Time to flip the calendar on 2008. I tried to wait, but it's killing me... and yeah, I promised to start with Bweeg, but I just can't. Yet.
I'll take a wild guess and say that one of the more memorable elements to the upcoming year will be the Russification of the peloton. Not in any dominant way; Russian riders won't be obscuring their Spanish or Italian brethren anytime soon. But there are two rather huge milestones coming our way: the first Russian team in the top rung of pro cycling, and the first Russian race in the top-rung calendar. For at least one week, while Team Katyusha is unleashing its full arsenal on the Sochi Tour, you can be forgiven for wondering if it was all just a dream and Stalin didn't really stop the Red Army at the Elbe.
Sound overblown? Maybe -- this was Team Tinkoff, a marginally Italian squad, a year ago. But if you were around for Team 7-Eleven back in the day, you'll recogize the significance of gaining a team foothold on the peloton. And if you ever watched the Coors Classic roll by, well, this is what we'll be seeing, Russian style, in May. Not the apex of the sport, and certainly not the best team, but the Russians are officially invited to the party now.
Attributes: Closing speed. Robbie McEwen is on board now to see if he can still finish some races, which he continued to do in 2008, at least when Cavendish wasn't around. McEwen's five wins this year included the Vattenfalls and Paris-Brussels classics, as well as stage race wins in Switzerland over Oscar Freire and Daniele Bennati. At Katyusha he can count on nice leadouts from -- or sharing the spoils with -- Gert Steegmans. Danilo Napolitano heads up the B Team, and Kenny Dehaes has already flashed his speed at the top level, winning a Belgian Tour stage and notching an impressive fifth at Gent-Wevelgem.
Problems: Stage races. Correct me if I'm wrong, but is Evgeni Petrov their leader in the Tour de France? Or Shaggy Vlad Karpets? Or Christian Pfannberger? Maybe all of the above will make for an interesting team here and there, challenging in some stages. But joining the big time means investing an awful lot of money in the Grand Tours, so presumably in a year or two Katyusha will start looking for some results.

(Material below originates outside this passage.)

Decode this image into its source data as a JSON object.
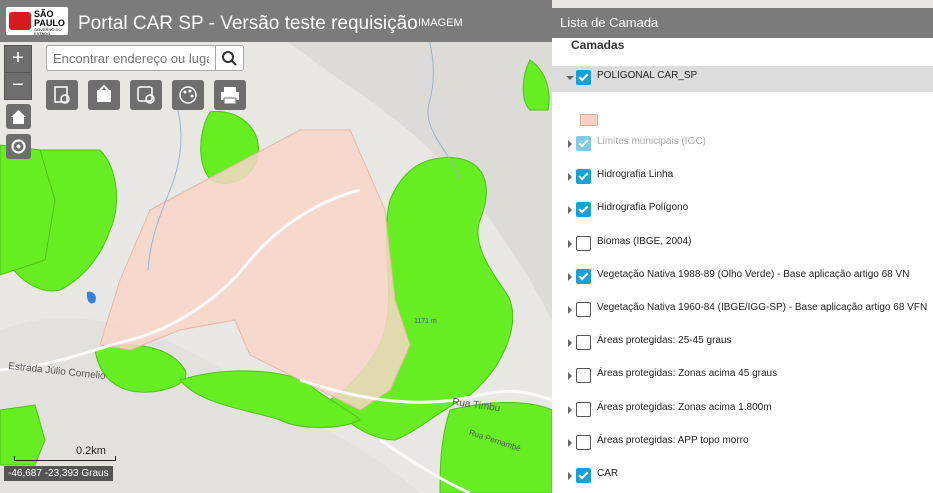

Key Rider: Filippo Pozzato. Or maybe Pfannberger. The team's best chance at a huge result, early on in their incarnation, probably comes from Pippo's spring campaign. I've mentioned too many times how well I thought he was riding last March and April, losing Milano-Sanremo to Cancellara's headlong dash and Paris-Roubaix to a series of flat tires, while riding strongly at de Ronde. Where some see a guy who should win more, I see a rider who's solidly in position to win, waiting for his luck to turn a bit. And while it's tempting to picture the new squad out of its element in its first campaign, Pippo might not be so alone, particularly if Vlad Gusev comes on board. Pfannberger pulled the rare triple top-ten at the Ardennes classics, but it was somewhat out of nowhere at age 29, so let's not get too worked up.

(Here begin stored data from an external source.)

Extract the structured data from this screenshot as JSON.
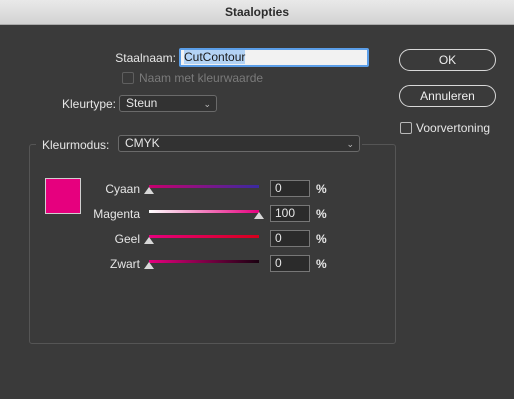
{
  "window": {
    "title": "Staalopties"
  },
  "form": {
    "name_label": "Staalnaam:",
    "name_value": "CutContour",
    "name_by_value_label": "Naam met kleurwaarde",
    "color_type_label": "Kleurtype:",
    "color_type_value": "Steun",
    "color_mode_label": "Kleurmodus:",
    "color_mode_value": "CMYK"
  },
  "buttons": {
    "ok": "OK",
    "cancel": "Annuleren",
    "preview_label": "Voorvertoning"
  },
  "swatch_color": "#e6007e",
  "channels": [
    {
      "label": "Cyaan",
      "value": "0",
      "percent": "%",
      "fraction": 0.0,
      "track": [
        "#c8006e",
        "#3a2aa0"
      ]
    },
    {
      "label": "Magenta",
      "value": "100",
      "percent": "%",
      "fraction": 1.0,
      "track": [
        "#ffffff",
        "#e6007e"
      ]
    },
    {
      "label": "Geel",
      "value": "0",
      "percent": "%",
      "fraction": 0.0,
      "track": [
        "#e6007e",
        "#d6001c"
      ]
    },
    {
      "label": "Zwart",
      "value": "0",
      "percent": "%",
      "fraction": 0.0,
      "track": [
        "#e6007e",
        "#1a0010"
      ]
    }
  ]
}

Key Moment(s): Sochi Tour. I dissed their grand tour hopes, but guys like Karpets and Petrov have enough class for a middlin' one-week race. Add in their sprint team, along with guys like Pippo and time trial stud Mikhail Ignatiev, and you could see them making a huge impact on the inaugural Sochi event. Doesn't hurt that almost every able body will be in Italy then.
Passing Thought: What does it take to gel as a team? In some American sports, where teams are occasionally created from whole cloth, it's usually a few years of abject misery before they can stick their head above water. Cycling is a lot more fluid, and in fact eleven of these guys were teammates last year. The sprint team could probably get their timing down in a matter of a couple months. Nobody will be marking them in any extraordinary way, meaning the classics squad will call on a small handful of guys to engage in some teamwork. It's not that dramatic. A bigger issue is that as much as half the roster will be new to the big races of the Pro Tour, but then you don't have to start all 27 guys in Compiegne.
I know little about the inner workings of the team, but it seems to me that's where the key lies. Look at T-Mobile/High Road/Columbia: their turnover from the Pevenage years to the Stapleton takeover involved a similar stripping of the roster. What emerged was... more of the same, for a season. But by season two, the roster gelled, the team bought into the plan, and they won an astounding 85 races and the world's number one ranking. You can't possibly compare the talent level in the two teams -- Columbia is frickin loaded -- but the general trajectory sounds about right: one year figuring it all out, and if the plan is a good one and the guys know how to stick to it, by 2010 those Katyusha millions may well start making a difference in the sport.